Em ambas as elaborações apresentadas, portanto, vê-se um processo conceitual no qual a antropologia é colocada em contato com outras construções analíticas. Esse movimento é condição de possibilidade, desse modo, para que pudessem surgir perspectivas para a cultura dita antropológica sem que o horizonte fosse necessariamente a realização de um trabalho etnográfico.

Ao mesmo tempo, essa dimensão epistemológica não pode ser lida sem levarmos em conta os arranjos institucionais que ocorreram simultaneamente. Seria complexo avaliar se primeiro ocorreram as construções institucionais ou se foram exatamente as elaborações que justificaram e permitiram os arranjos institucionais. Considero esses processos mutuamente informados; separo-os aqui apenas com fins metodológicos. A dimensão institucional, assim, ajuda a compreender a maneira como a antropologia esteve envolvida em contextos estatais e paraestatais - sendo a questão colonial um dos aspectos mais relevantes nesse ponto.

O antropólogo saudita Talal Asad, ao fazer um balanço para o livro Colonial Situations - editado por George W. Stocking Jr. em 1991 -, afirma que a antropologia teve pouca importância para o colonialismo. Segundo o autor, o conhecimento antropológico seria de caráter um tanto esotérico para que servisse efetivamente como base de atuação à maior parte das empreitadas coloniais.
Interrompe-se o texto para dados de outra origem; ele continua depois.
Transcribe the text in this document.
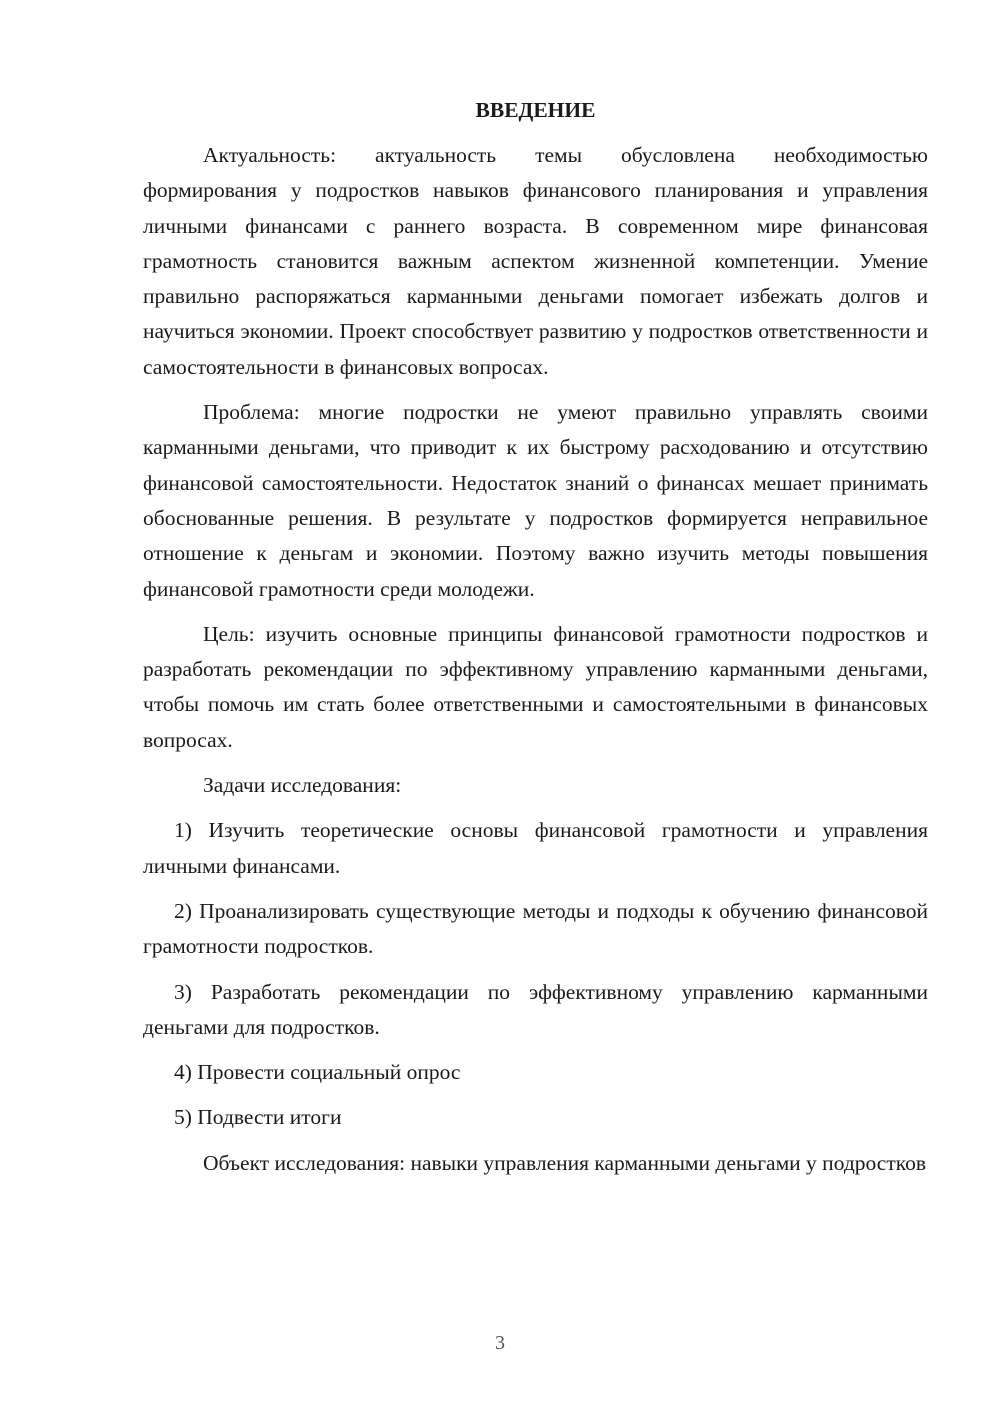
ВВЕДЕНИЕ

Актуальность: актуальность темы обусловлена необходимостью формирования у подростков навыков финансового планирования и управления личными финансами с раннего возраста. В современном мире финансовая грамотность становится важным аспектом жизненной компетенции. Умение правильно распоряжаться карманными деньгами помогает избежать долгов и научиться экономии. Проект способствует развитию у подростков ответственности и самостоятельности в финансовых вопросах.

Проблема: многие подростки не умеют правильно управлять своими карманными деньгами, что приводит к их быстрому расходованию и отсутствию финансовой самостоятельности. Недостаток знаний о финансах мешает принимать обоснованные решения. В результате у подростков формируется неправильное отношение к деньгам и экономии. Поэтому важно изучить методы повышения финансовой грамотности среди молодежи.

Цель: изучить основные принципы финансовой грамотности подростков и разработать рекомендации по эффективному управлению карманными деньгами, чтобы помочь им стать более ответственными и самостоятельными в финансовых вопросах.

Задачи исследования:

1) Изучить теоретические основы финансовой грамотности и управления личными финансами.

2) Проанализировать существующие методы и подходы к обучению финансовой грамотности подростков.

3) Разработать рекомендации по эффективному управлению карманными деньгами для подростков.

4) Провести социальный опрос

5) Подвести итоги

Объект исследования: навыки управления карманными деньгами у подростков

3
Além disso, tinha de concorrer com outros relatos muitas vezes mais acessíveis, como os produzidos por viajantes e missionários.

No entanto, Asad lança o argumento - que propositalmente trabalha pouco, já que não seria adequado ao texto que escrevia - de que o colonialismo, sim, teria servido à antropologia como disciplina acadêmica:

O processo do poder global europeu tem sido central na tarefa antropológica de registrar e analisar os modos de vida das populações subjugadas, mesmo quando uma consideração séria desse poder foi excluída teoricamente. Não se trata apenas de que o trabalho de campo antropológico tenha sido facilitado pelo poder colonial europeu (embora esse ponto bem conhecido mereça ser pensado em outros termos para além dos moralistas); trata-se do poder europeu em si, como discurso e prática, e da maneira como eles procuravam compreendê-lo. (Asad, 1991Asad, Talal. “Post Scriptum”. In: George W. Stocking, Jr. (org.). Colonial Situations: Essays on the Contextualization of Ethnographic Knowledge. Madison: University of Wisconsin Press, 1991., p. 315; tradução minha)
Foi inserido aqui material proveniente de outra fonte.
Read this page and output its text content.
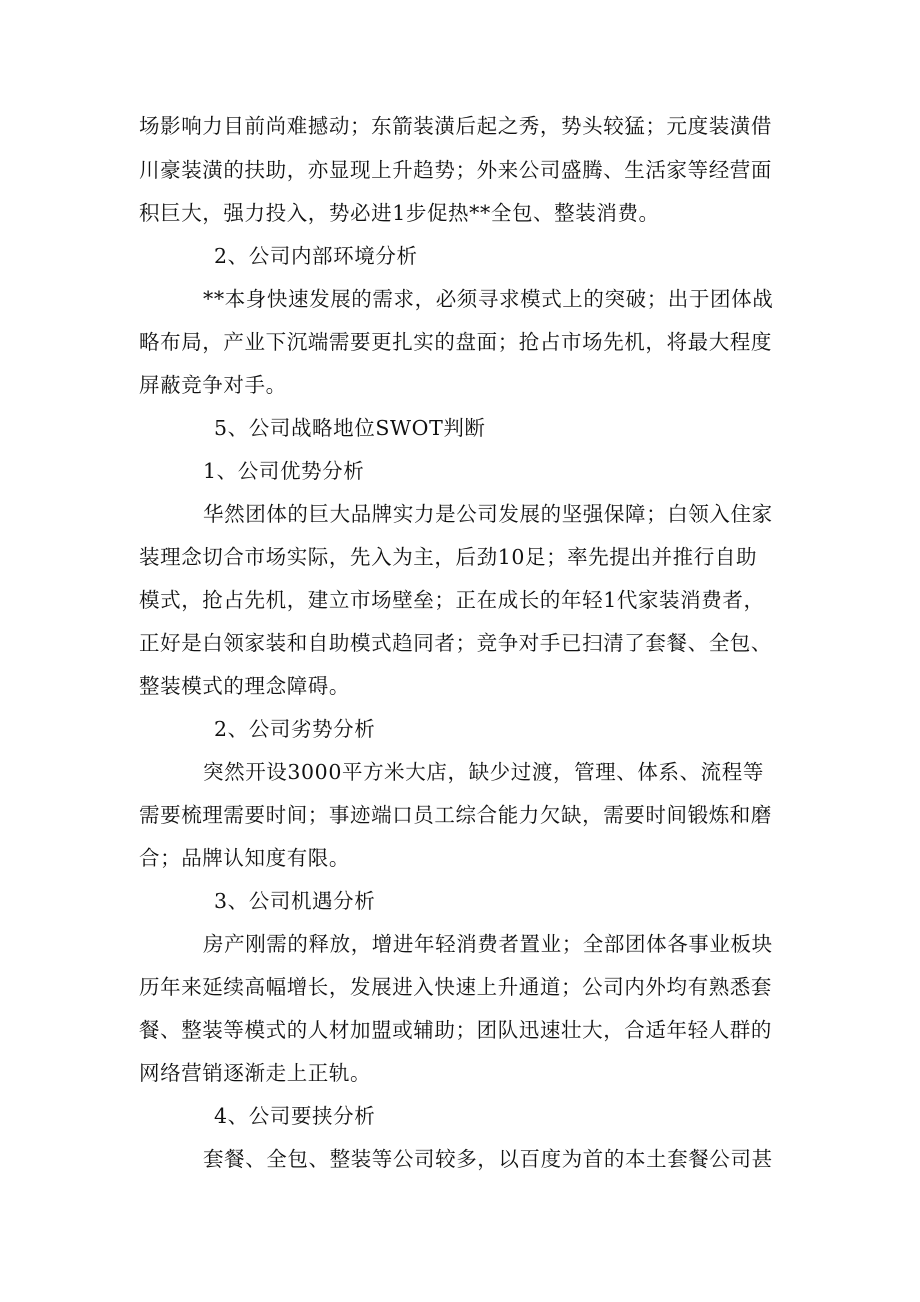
场影响力目前尚难撼动；东箭装潢后起之秀，势头较猛；元度装潢借
川豪装潢的扶助，亦显现上升趋势；外来公司盛腾、生活家等经营面
积巨大，强力投入，势必进1步促热**全包、整装消费。
2、公司内部环境分析
**本身快速发展的需求，必须寻求模式上的突破；出于团体战
略布局，产业下沉端需要更扎实的盘面；抢占市场先机，将最大程度
屏蔽竞争对手。
5、公司战略地位SWOT判断
1、公司优势分析
华然团体的巨大品牌实力是公司发展的坚强保障；白领入住家
装理念切合市场实际，先入为主，后劲10足；率先提出并推行自助
模式，抢占先机，建立市场壁垒；正在成长的年轻1代家装消费者，
正好是白领家装和自助模式趋同者；竞争对手已扫清了套餐、全包、
整装模式的理念障碍。
2、公司劣势分析
突然开设3000平方米大店，缺少过渡，管理、体系、流程等
需要梳理需要时间；事迹端口员工综合能力欠缺，需要时间锻炼和磨
合；品牌认知度有限。
3、公司机遇分析
房产刚需的释放，增进年轻消费者置业；全部团体各事业板块
历年来延续高幅增长，发展进入快速上升通道；公司内外均有熟悉套
餐、整装等模式的人材加盟或辅助；团队迅速壮大，合适年轻人群的
网络营销逐渐走上正轨。
4、公司要挟分析
套餐、全包、整装等公司较多，以百度为首的本土套餐公司甚
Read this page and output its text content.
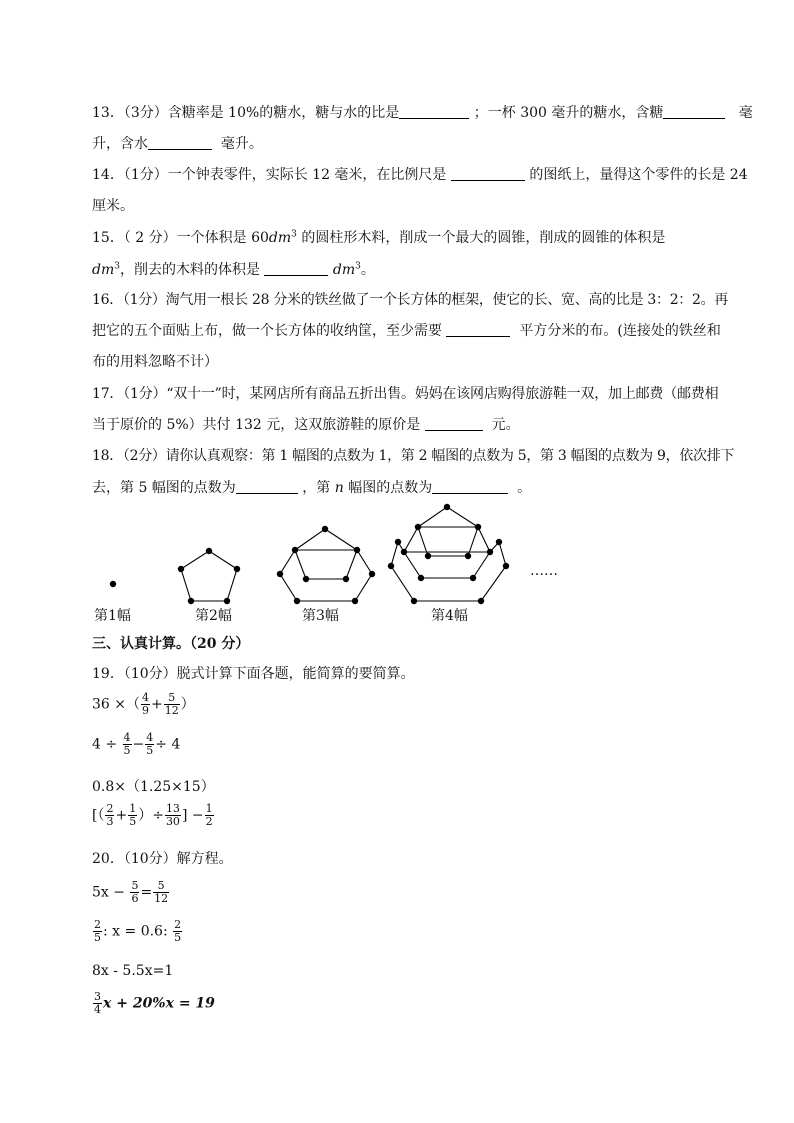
13．（3分）含糖率是 10%的糖水，糖与水的比是	；一杯 300 毫升的糖水，含糖	毫
升，含水	毫升。
14．（1分）一个钟表零件，实际长 12 毫米，在比例尺是	的图纸上，量得这个零件的长是 24
厘米。
15．（ 2 分）一个体积是 $60dm^3$ 的圆柱形木料，削成一个最大的圆锥，削成的圆锥的体积是
$dm^3$，削去的木料的体积是	$dm^3$。
16．（1分）淘气用一根长 28 分米的铁丝做了一个长方体的框架，使它的长、宽、高的比是 3：2：2。再
把它的五个面贴上布，做一个长方体的收纳筐，至少需要	平方分米的布。(连接处的铁丝和
布的用料忽略不计）
17．（1分）“双十一”时，某网店所有商品五折出售。妈妈在该网店购得旅游鞋一双，加上邮费（邮费相
当于原价的 5%）共付 132 元，这双旅游鞋的原价是	元。
18．（2分）请你认真观察：第 1 幅图的点数为 1，第 2 幅图的点数为 5，第 3 幅图的点数为 9，依次排下
去，第 5 幅图的点数为	，第 n 幅图的点数为	。
第1幅	第2幅	第3幅	第4幅
……
三、认真计算。（20 分）
19．（10分）脱式计算下面各题，能简算的要简算。
36 ×（ $\frac{4}{9} + \frac{5}{12}$ ）
$4 \div \frac{4}{5} - \frac{4}{5} \div 4$
0.8×（1.25×15）
[（ $\frac{2}{3} + \frac{1}{5}$ ）÷ $\frac{13}{30}$ ] − $\frac{1}{2}$
20．（10分）解方程。
$5x - \frac{5}{6} = \frac{5}{12}$
$\frac{2}{5}$ : x = 0.6: $\frac{2}{5}$
8x - 5.5x=1
$\frac{3}{4}$ x + 20%x = 19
Se concordo com Asad que a antropologia disciplinar teve pouco ou nenhum impacto no colonialismo, mas que este, sim, teve importância para afirmação da antropologia em um sentido disciplinar, parece-me que é condição de possibilidade para isso a dimensão moralizante da empresa colonial. É nesse cenário que a antropologia floresce como uma espécie de reunião de registros de cultura, como prática museal e cumulativa, fazendo uma alusão ao já citado livro de Tylor de 1871Tylor, Edward. Primitive Culture, v. 1. Londres: John Murray, 1871.. É aí, na possibilidade de inventariar, registrar e depois transformar, que a ação estatal vê utilidade no trabalho antropológico.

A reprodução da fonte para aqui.